You can get into that type of lock congestion trouble in any language. It's an algorithm problem, not a language problem.
I discovered last year that Wine has terrible internal lock problems inside its user-side storage allocator. That's in C. If you have enough threads calling "realloc", the allocator goes into futex congestion collapse and performance drops by two orders of magnitude. My graphics program went from 60 FPS to 0.5 FPS. They optimized too hard for the no-congestion case.
This is a Wine-only problem; Microsoft's own code doesn't have this problem.
I've had lock congestion problems in Rust. Sometimes you need a fair mutex, or something gets frozen out. Both fair and non-fair mutexes are available; see the "parking_lot" crate.
There's a place inside WGPU that has a lock congestion problem in one of three locks, and I'm going to have to add more profiling to someone else's code to find that. I can see the problem with Tracy, but need to add more profiling scopes to narrow it down.
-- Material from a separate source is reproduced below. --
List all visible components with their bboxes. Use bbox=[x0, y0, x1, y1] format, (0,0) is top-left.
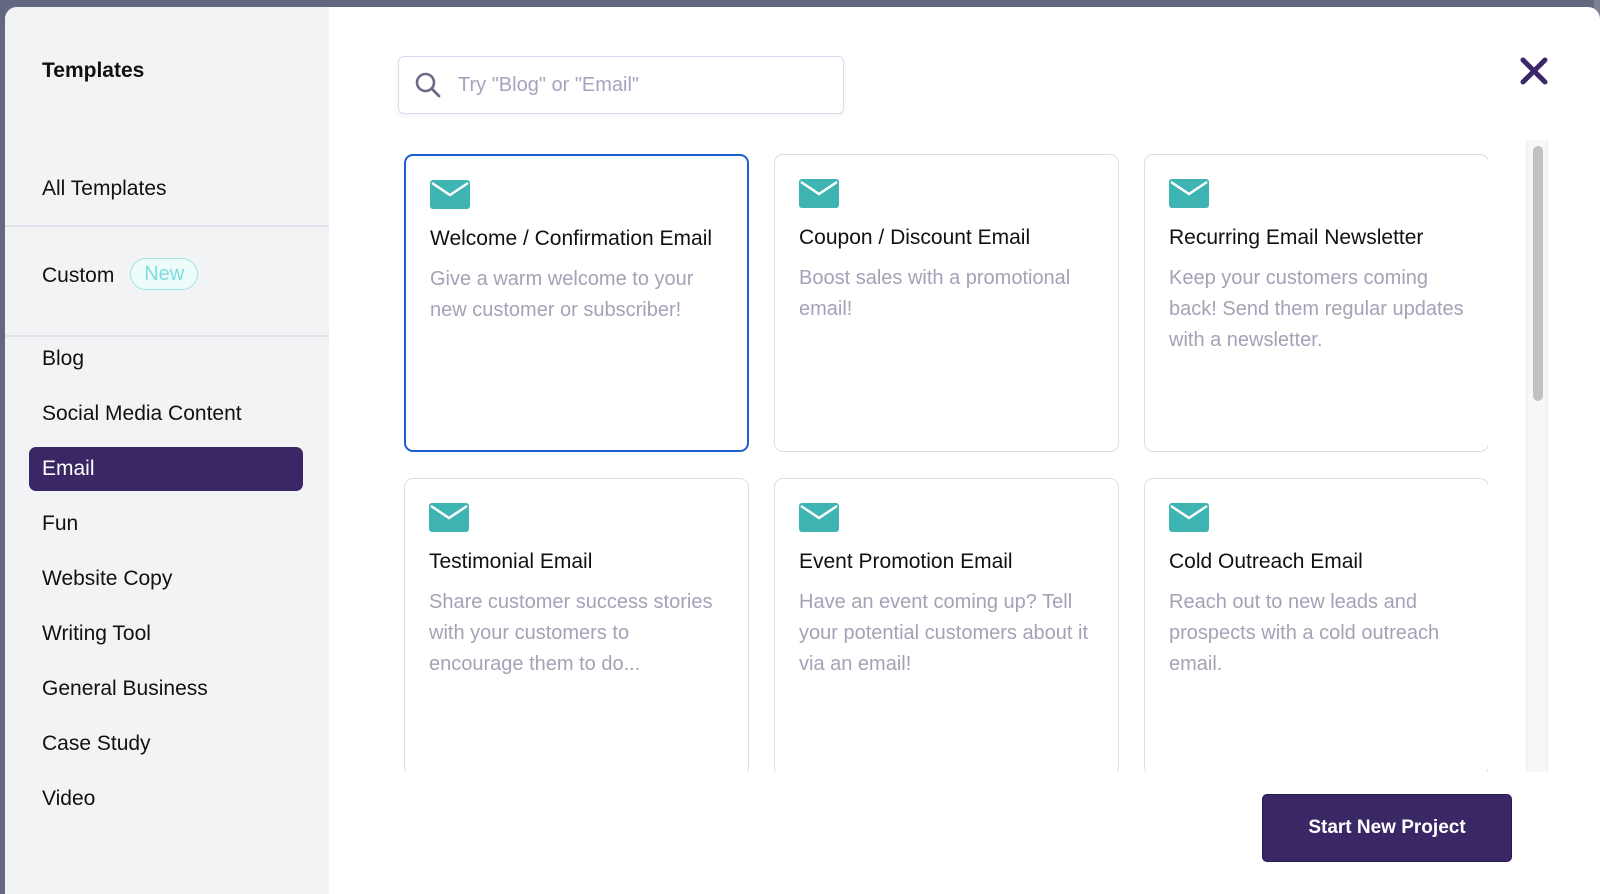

But that is high-performance graphics stuff, where microseconds count. Sending spam (OK, bulk marketing emails) doesn't need to be that tightly coupled. Mailing list removal runs on a timescale of days, not milliseconds. What else in that space has to be tightly interlocked?
A good language just gives you the necessary tooling to do whatever you want, it doesn't magically fix problems.
Only languages like C++ have a memory model that allows you to do lock-free programming for example (C and Rust copied the C++ model).
Also, what kind of serious person allocates memory from the system allocator in a real-time loop? Your problems seem self-inflicted. Regardless there are many allocators that optimize for concurrent allocations: tcmalloc, jemalloc, mimalloc...
Considering the vast number of programs that wine works extremely well with I'm not so sure they spent too much optimizing the no-congestion case. You are just doing something extremely quirky in your program.
I've looked at the code in a debugger. Wine has futexes three deep in "malloc". The innermost one is a pure spinlock. The problem with "realloc" is that, when it can't grow an array in place, it has to copy the contents. The Wine implementation does that with the main lock on allocation still held. So, if you have Rust code with a lot of multithreaded vector "push" operations, and more threads than CPUs, you get futex congestion. It's possible to write applications that don't hit this bug, but it's Wine-only, not Windows, so not worth it.
What's "quirky" is trying to use all the CPUs with lower priority threads.
Does the language make a huge difference here? In a distributed system a signal to be sent over the network travels at the same speed whether it was transmitted by a C or Python program, right?
actually its really _hard_ in go to make cpu bound control flow, state, and allocation. do goroutines have any notion of locality? i've been looking and haven't been able to find anything
> I abandoned the project after it very quickly become apparent that despite having written the service in this super fast, brand new language called golang, the service just wasn’t fast enough to handle the scale we threw at it.
This makes me think the author wishes to use the distributed lock service for some purpose that's not well served by distributed locks. It's not that distributed locks are bad, it's just that the author seems to have a particular use case already in mind that's poorly suited to a distributed lock service.